There are also two B-degree students in the ITCoachLab who give guidance on web development skills while improving their own skills, and two students who participate in an internship programme, which is an outreach initiative.
The projects the students are working on include the development of a research database for the University of Pretoria, a risk management system for EPI-USE worldwide, a framework for an entrepreneurship portal, and supporting material for a third year course in Computer Science. The students use quality frameworks developed by the students in the ITCoachLab last year. These frameworks comprise international best practice for software development and maintenance, such as the Capability Maturity Model Integrated (CMMI) of the Software Engineering Institute of the Carnegie Mellon University, ISO-standards and the Cobit IT governance guidelines.

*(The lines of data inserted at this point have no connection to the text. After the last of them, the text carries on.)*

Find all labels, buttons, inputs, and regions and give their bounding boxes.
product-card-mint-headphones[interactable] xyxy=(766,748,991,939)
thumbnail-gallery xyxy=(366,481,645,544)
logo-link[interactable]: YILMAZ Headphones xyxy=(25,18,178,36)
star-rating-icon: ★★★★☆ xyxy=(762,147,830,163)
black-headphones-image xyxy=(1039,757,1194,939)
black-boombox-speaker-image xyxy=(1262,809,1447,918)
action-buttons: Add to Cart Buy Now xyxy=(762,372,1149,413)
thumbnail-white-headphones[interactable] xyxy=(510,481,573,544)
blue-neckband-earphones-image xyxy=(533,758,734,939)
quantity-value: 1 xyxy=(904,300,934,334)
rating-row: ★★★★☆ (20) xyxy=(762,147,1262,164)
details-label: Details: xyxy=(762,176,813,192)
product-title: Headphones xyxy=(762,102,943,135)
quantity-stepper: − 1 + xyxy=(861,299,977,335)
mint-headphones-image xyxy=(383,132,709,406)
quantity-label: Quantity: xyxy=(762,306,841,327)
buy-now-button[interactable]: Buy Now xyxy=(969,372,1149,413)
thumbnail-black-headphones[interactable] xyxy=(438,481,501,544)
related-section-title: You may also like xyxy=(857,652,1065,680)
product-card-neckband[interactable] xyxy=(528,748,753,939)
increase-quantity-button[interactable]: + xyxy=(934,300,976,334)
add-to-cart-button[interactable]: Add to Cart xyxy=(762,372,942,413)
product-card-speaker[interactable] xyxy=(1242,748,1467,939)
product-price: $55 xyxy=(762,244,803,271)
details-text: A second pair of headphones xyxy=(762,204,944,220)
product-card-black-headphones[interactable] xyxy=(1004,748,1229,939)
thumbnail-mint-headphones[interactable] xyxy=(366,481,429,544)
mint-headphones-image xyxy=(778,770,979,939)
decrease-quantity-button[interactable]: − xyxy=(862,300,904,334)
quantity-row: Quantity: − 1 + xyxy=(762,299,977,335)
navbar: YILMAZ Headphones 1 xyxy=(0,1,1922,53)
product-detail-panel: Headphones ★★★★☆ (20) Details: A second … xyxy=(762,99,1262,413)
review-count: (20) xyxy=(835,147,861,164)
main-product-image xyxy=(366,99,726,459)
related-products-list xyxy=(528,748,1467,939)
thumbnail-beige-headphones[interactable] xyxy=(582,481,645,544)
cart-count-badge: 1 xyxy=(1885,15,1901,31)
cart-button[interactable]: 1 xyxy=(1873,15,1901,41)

The students are also closely involved in EPI-USE's offshore development initiative, aimed at participating in the US market, in addition to EPI-USE's current IT activities in that country. The objective is to source work in this arena, but do the work locally. "Developing your processes to the standard that is required to succeed in these markets demands a lot. The students gain valuable experience by being exposed to the quality that international competitiveness demands. It serves as a serious learning curve," Prof van den Heever said.
He believes the investment in the students is worthwhile, and that other companies should consider becoming a partner in a CoachLab. Four of the students that were in the programme last year are now employed by EPI-USE.
"Whether or not the students are recruited by the company after their year in the CoachLab, at the very least a significant contribution is made to the competitiveness of the South African IT industry. South Africa has the potential. We need to work together to create the synergy," he said.